S - Vamos falar sobre a Holanda. O senhor nunca esteve em nosso país?
Papa – Sim, uma vez quando eu era superior provincial dos jesuítas na
Argentina. Estava de passagem durante uma viagem. Eu fui a Wijchen,
porque ali havia o noviciado, e também fui a Amsterdã por um dia e meio,
onde visitei uma casa dos jesuítas. Sobre a vida cultural não vi nada
porque eu não tinha tempo.
S – Por isso poderia ser uma boa ideia se os sem-teto da Holanda
convidassem o senhor para uma visita ao nosso país. O que a acha, Santo
Padre?
Papa – As portas não estão fechadas a essa possibilidade.
S - Então, quando haverá um pedido desta natureza, o senhor vai levá-lo em consideração?
Papa – Eu o considerarei. E agora que a Holanda tem uma rainha argentina (risos), quem sabe.
S - Alguma mensagem especial para os sem-teto em nosso país?
Papa – Eu não conheço bem a situação dos sem-teto na Holanda. Eu
gostaria de dizer que a Holanda é um país desenvolvido com tantas
possibilidades. Eu pediria aos sem-teto holandeses para continuarem a
lutar pelos três 't'.
Na conclusão, também Marc faz algumas perguntas. Ele quer saber,
entre outras coisas, se o Papa quando era criança sonhava em se tornar
Papa. O Papa respondeu com um firme "não".

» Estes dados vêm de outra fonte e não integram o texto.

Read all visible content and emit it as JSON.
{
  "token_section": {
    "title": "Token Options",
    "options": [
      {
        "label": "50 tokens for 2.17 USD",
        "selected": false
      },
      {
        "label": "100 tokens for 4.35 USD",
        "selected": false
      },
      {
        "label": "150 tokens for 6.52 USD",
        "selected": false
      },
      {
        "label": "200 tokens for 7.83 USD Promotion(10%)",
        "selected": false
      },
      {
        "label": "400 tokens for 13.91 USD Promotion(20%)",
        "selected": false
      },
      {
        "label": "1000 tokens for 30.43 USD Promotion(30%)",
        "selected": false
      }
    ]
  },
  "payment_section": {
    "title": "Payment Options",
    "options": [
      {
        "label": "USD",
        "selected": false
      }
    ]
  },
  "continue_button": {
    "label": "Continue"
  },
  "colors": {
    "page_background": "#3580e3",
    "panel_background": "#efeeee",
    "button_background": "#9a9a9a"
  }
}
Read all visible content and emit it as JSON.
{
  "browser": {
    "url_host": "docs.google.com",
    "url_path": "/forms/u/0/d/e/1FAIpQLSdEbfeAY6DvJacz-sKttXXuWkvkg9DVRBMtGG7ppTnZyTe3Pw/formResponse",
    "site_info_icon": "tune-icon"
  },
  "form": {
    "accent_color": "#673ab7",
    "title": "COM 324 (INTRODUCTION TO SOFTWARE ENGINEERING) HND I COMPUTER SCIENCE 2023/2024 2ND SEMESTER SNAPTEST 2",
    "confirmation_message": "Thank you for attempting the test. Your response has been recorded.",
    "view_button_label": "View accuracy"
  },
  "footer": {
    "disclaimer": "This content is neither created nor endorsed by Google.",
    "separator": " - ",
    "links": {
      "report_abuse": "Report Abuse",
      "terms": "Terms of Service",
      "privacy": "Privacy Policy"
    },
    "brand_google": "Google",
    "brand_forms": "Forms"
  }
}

Papa – Eu faço uma confidência. Quando eu era pequeno não havia lojas
que vendiam coisas. Em vez disso, havia o mercado onde se encontrava o
açougueiro, o verdureiro e assim por diante. Eu fui lá com minha mãe e
minha avó para fazer compras. Eu era pequeno, eu tinha quatro anos. E
uma vez me perguntaram: O que você gostaria de ser quando crescer? Eu
disse: açougueiro!
S - Para muitos, até 13 de março de 2013 o senhor era uma pessoa
desconhecida. Em seguida, de um momento para outro, se tornou famoso em
todo o mundo. Como viveu essa experiência?
Papa – Chegou e não esperava isso. Eu não perdi a paz. E isso é uma
graça de Deus. Eu não penso muito no fato de que sou famoso. Eu digo
para mim mesmo: agora eu tenho um lugar importante, mas em dez anos
ninguém mais vai me reconhecer (risos). Você sabe, existem dois tipos de
fama: a fama dos “grandes” que fizeram grandes coisas, como Madame
Curie, e a fama dos vaidosos. Mas essa última fama é como uma bolha de
sabão.
S - Então, o senhor diz "agora eu estou aqui e eu tenho que fazer o melhor" e continuará este trabalho até quando for capaz?
Papa – Sim.
S - Santo Padre, o senhor pode imaginar um mundo sem os pobres?
Papa – Eu gostaria de um mundo sem pobres. Devemos lutar por isso.
Mas eu sou um crente e sei que o pecado está sempre dentro de nós. E há
sempre a ganância humana, a falta de solidariedade, o egoísmo que criam
os pobres. Por isso, me parece um pouco difícil imaginar um mundo sem
pobres. Se você pensa nas crianças exploradas para o trabalho escravo,
ou nas crianças exploradas para o abuso sexual. E outra forma de
exploração: matar crianças para a remoção de órgãos, o tráfico de
órgãos. Matar as crianças para remover órgãos é ganância. Por isso, não
sei se teremos um mundo sem os pobres, porque o pecado sempre existe e
nos leva ao egoísmo. Mas devemos lutar, sempre, sempre...
Terminamos. Agradecemos ao Papa pela entrevista. Também ele nos
agradece e diz que gostou muito da entrevista. Então pega o envelope
branco que todo o tempo manteve ao seu lado no sofá e tira para cada um
de nós um rosário. São tiradas fotos e, em seguida, o Papa Francisco se
despede. Tão calmo e tranquilo como ele chegou, agora sai pela porta.